I'VE learnt a few things about weddings since being a minister and being formerly married to an experienced wedding planner. I've learnt that a great wedding is a cocktail of certain things — and though most brides, and their mothers, usually want to pull off something wonderful, they don't always know how to do that.
In fact, hiring a high-priced wedding planner doesn't always guarantee a fairy tale-type experience. Big budgets don't guarantee an awesome event either. What guarantees a great wedding is the right mix — the "wedding cocktail".
No, I'm not referring to a cocktail that is served. I'm referring to the cocktailed event — the mix of things that should be planned for the wedding and that happen on the day, those things that should happen in order for the couple, their family, and their guests to go "wow". So, what are the ingredients?
• The right attitude of the bride and groom: These two people can make or break their whole evening. Why? Because everyone usually takes their cue from them. Guests are usually expecting the bride and groom to be upbeat, in love, and ultra-excited. If they're acting weird, grumpy, spoilt, etc, it dulls the experience. Whenever a wedding is planned, the couple must be excited about their day. They must know that it's not about the wedding event as much as it's about their pursuit of an adventure together. The bride and groom must be revved up!
•The right planner and emcee: If the couple uses a planner — and it is recommended they do — in order to give them the freedom to "party", they must choose one wisely. The planner must be able to work on his/her own initiative, after capturing the concepts from the couple. The planner must also absorb any stressors and effectively shield the couple before and during the day. This person should work closely with the emcee, the minister, and other vendors, to facilitate smooth operations. The emcee must also be the right individual. They must have a great mix of professionalism, be down-to-earth, familiar, and creative. The emcee must appreciate and fit the kind of experience the couple is after. The planner facilitates the excitement about the day while the emcee cheers it on. And the better they are, the better the day goes.
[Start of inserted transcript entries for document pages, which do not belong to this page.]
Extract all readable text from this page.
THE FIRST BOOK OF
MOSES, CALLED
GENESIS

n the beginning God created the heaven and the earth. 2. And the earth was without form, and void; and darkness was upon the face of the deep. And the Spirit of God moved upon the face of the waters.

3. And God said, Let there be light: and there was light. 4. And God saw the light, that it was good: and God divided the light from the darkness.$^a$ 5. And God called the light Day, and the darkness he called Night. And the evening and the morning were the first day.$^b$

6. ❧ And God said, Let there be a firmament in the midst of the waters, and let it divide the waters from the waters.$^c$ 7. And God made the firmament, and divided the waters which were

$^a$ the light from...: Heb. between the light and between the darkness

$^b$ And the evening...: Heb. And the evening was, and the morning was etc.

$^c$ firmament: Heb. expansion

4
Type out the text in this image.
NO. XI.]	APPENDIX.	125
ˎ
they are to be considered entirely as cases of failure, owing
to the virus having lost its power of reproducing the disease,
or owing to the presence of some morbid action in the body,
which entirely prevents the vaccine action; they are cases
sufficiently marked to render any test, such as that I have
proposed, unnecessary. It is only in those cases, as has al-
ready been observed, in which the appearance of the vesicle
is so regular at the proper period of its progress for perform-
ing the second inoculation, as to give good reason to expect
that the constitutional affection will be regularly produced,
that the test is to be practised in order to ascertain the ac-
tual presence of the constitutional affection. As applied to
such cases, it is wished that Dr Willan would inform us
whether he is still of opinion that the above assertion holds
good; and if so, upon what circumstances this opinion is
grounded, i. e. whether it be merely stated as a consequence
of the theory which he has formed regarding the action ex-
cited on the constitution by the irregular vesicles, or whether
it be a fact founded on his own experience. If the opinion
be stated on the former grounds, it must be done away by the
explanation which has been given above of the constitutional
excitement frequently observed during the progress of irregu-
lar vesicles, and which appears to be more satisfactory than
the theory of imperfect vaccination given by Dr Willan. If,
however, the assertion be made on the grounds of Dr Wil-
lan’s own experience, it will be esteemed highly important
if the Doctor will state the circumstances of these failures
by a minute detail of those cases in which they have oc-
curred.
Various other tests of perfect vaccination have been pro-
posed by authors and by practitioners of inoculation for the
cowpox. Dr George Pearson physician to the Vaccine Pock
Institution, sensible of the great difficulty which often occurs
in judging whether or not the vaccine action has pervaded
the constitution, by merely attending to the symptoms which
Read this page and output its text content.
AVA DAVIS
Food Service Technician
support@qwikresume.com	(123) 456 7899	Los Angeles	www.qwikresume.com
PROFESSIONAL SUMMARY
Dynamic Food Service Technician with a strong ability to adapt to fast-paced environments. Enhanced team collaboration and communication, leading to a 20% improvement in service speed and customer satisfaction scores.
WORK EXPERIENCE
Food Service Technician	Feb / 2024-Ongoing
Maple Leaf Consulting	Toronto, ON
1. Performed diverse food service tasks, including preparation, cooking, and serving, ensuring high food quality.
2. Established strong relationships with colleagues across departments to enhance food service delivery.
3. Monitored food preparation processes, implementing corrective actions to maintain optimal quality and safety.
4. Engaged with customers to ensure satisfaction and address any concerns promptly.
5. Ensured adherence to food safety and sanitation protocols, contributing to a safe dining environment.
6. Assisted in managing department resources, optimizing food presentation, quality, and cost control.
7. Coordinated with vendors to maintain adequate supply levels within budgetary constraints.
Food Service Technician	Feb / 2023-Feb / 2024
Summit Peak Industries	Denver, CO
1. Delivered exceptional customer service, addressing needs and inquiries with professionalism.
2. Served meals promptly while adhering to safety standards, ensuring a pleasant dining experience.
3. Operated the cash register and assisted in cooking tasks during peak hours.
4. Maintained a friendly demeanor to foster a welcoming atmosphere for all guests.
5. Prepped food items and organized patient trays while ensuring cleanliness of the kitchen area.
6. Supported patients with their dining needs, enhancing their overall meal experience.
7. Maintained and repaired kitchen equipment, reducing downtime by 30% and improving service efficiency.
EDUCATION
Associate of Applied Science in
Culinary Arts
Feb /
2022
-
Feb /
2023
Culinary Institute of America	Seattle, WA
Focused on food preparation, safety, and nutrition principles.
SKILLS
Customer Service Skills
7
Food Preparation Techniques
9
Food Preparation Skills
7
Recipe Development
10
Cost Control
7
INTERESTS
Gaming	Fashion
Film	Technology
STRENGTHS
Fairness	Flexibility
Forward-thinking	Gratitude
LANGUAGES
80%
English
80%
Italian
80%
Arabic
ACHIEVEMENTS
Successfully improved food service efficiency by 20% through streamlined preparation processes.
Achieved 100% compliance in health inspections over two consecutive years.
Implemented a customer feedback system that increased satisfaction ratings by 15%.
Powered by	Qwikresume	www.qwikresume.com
• The type of ceremony: Wedding ceremonies can often be very mundane, seeming to be run-of-the-mill; most people can often predict what's coming next. However, some couples and their ministers have attempted to break out of the mould and become creative and novel. Yet, a novel, creative ceremony can be disastrous too. There has to be the right mix of the creative with the traditional for the event to have a great impact on the couple and their guests. The ceremony should fulfil the cultural feel of a wedding while pursuing a novel experience for all. There should also be a good mix of professionals, family members and friends executing the event. Family and friends bring intimacy to the experience, so though a couple may have the budget to hire workers to man everything, it is not prudent to do so.
• The location of the ceremony and reception: Where the event is held matters significantly. Booking out the Ritz Carlton doesn't automatically mean a fairy-tale wedding as any beach, riverside, garden, or poolside wedding can be a fairy-tale experience too. Wherever is selected, once the above-mentioned elements are included, and comfort, convenience, and a sense of adventure are covered, the event has a high probability of being a slam dunk!
A great wedding is about giving a couple a great start, filled with laughter and love. It's about giving them the best support for their pursuit of happily ever after. A great wedding is not about great expense as much as it is about a great experience — that's the real wedding cocktail.